I’ve had my share of painting follies.
I’ve had a white turn an institutional blue (As shown in the pic.on the left. Yuk!) and a beige turn a nauseating mauve – because the lighting in the room was different from the big-box-store fluorescents where I chose the color.
But when it comes to painting, I’ve learned that patience is a virtue.
Take your time in choosing the right shade.
When you visit the store to choose your color, take the source of your inspiration with you to help you stay on track. Whether it’s a painting or fabric, having it with you will help you stay true to your vision.
Don’t lose your nerve. If you like a bold color, go for it. You can always paint over it.
Then, when you get home, tape the samples to the wall, so you can see how the shade differs in various lights.
If you can’t narrow down your choices, buy a sample size. Bring it home and paint a poster board to get a truer sense for the tone.
Choose the Right Type of Paint
Latex paint is easier to clean off your hands or if there’s a spill. Oil based is harder. If you paint over an oil-based paint with latex, it will peel. You can buy a test from a big-box store to find out what paint you currently have on the walls.
Finalize with the Finish
Gloss or high-gloss is best for things that get dirty easily, like doors, furniture or cabinets. Flat is best for low-traffic areas. Egg shell or satin is your best bet for walls.

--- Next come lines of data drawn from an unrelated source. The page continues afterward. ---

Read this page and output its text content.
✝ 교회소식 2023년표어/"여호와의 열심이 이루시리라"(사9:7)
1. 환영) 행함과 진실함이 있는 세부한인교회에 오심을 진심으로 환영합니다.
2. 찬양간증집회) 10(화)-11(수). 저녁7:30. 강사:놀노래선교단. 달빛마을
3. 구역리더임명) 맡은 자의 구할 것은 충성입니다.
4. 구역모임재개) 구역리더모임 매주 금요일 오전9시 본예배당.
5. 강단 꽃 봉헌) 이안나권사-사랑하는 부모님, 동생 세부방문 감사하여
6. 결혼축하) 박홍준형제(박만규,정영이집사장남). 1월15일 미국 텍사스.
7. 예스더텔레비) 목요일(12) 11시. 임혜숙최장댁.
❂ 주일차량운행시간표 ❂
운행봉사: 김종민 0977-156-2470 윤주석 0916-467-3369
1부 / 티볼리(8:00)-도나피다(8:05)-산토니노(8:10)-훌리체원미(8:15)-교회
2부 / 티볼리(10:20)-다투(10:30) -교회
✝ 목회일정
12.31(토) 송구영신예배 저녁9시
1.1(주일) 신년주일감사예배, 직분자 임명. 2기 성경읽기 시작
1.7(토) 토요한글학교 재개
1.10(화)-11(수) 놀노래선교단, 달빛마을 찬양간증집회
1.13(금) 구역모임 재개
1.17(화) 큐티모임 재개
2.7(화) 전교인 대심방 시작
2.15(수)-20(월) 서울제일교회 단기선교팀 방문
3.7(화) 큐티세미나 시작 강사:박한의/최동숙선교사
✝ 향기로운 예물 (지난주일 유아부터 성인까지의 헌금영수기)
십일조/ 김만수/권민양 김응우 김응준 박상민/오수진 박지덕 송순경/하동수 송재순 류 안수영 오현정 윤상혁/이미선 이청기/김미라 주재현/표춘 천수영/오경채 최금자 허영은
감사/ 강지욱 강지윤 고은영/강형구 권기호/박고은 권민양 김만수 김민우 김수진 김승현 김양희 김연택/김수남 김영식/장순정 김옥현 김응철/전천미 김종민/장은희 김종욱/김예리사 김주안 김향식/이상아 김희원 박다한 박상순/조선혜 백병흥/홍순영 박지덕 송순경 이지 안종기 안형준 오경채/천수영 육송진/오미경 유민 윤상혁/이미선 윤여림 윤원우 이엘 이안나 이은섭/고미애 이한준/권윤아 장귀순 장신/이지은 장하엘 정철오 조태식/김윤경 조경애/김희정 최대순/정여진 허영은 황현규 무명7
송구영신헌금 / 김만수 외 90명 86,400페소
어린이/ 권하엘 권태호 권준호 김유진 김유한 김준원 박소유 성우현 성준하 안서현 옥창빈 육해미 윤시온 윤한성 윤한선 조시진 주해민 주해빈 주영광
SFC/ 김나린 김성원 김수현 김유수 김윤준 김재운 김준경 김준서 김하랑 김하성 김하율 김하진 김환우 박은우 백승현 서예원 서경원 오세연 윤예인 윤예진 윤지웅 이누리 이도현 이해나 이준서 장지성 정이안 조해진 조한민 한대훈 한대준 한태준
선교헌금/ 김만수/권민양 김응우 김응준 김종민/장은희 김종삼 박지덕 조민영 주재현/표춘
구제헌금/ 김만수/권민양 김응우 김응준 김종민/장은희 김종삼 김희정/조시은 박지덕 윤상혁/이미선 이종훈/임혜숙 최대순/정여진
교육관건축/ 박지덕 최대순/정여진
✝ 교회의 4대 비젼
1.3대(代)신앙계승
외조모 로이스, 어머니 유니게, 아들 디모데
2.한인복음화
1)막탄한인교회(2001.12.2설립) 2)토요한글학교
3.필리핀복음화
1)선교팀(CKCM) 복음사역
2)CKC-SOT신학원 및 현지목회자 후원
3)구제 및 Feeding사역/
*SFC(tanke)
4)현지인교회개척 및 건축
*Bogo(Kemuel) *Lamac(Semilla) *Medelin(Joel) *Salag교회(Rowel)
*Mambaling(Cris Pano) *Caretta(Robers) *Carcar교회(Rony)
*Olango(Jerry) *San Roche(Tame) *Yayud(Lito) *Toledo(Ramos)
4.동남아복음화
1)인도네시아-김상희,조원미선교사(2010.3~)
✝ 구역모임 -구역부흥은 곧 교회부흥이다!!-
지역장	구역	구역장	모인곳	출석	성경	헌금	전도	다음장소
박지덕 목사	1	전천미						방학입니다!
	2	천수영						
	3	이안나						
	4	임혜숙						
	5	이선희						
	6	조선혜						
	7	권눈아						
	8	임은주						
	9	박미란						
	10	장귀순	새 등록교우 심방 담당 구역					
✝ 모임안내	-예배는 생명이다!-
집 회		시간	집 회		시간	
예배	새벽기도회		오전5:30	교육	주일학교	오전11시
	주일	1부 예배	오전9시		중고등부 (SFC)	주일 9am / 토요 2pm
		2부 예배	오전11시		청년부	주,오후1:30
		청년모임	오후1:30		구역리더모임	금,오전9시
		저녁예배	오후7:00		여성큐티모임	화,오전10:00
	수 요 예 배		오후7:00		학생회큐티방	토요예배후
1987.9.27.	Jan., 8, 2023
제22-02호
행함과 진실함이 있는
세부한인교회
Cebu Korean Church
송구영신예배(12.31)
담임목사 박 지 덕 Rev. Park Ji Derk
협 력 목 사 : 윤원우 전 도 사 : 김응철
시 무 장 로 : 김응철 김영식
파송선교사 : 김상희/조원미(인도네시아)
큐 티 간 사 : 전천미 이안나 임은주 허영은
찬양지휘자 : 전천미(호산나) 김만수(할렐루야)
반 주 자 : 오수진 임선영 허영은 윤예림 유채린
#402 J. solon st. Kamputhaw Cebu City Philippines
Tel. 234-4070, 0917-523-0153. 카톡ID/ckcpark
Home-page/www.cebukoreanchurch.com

The key to getting a professional look when painting is to tape carefully around the room Use blue painters tape, to cover any area you don’t want the paint to be, such as the ceiling or molding. Make sure that it adheres to the wall well. Paint can leak in to any gap under the tape.
Use Drop Cloths
Cover the floor and any furniture in the room with an old sheet. Cover everything.
Open the Windows
Even if you buy a VOC-free paint, you should have the windows open to minimize the fumes. If you're pregnant, you should not be painting.
Use a Double Coat
One coat of paint may not do the trick. Let it dry thoroughly, then give it another coat. It’s worth it to take your time and get it right.
As for the institutional blue in the picture above, I'm in the process of redoing the room completely with charcoal gray walls and pink floral curtains and accents. I'm taking my time - this time.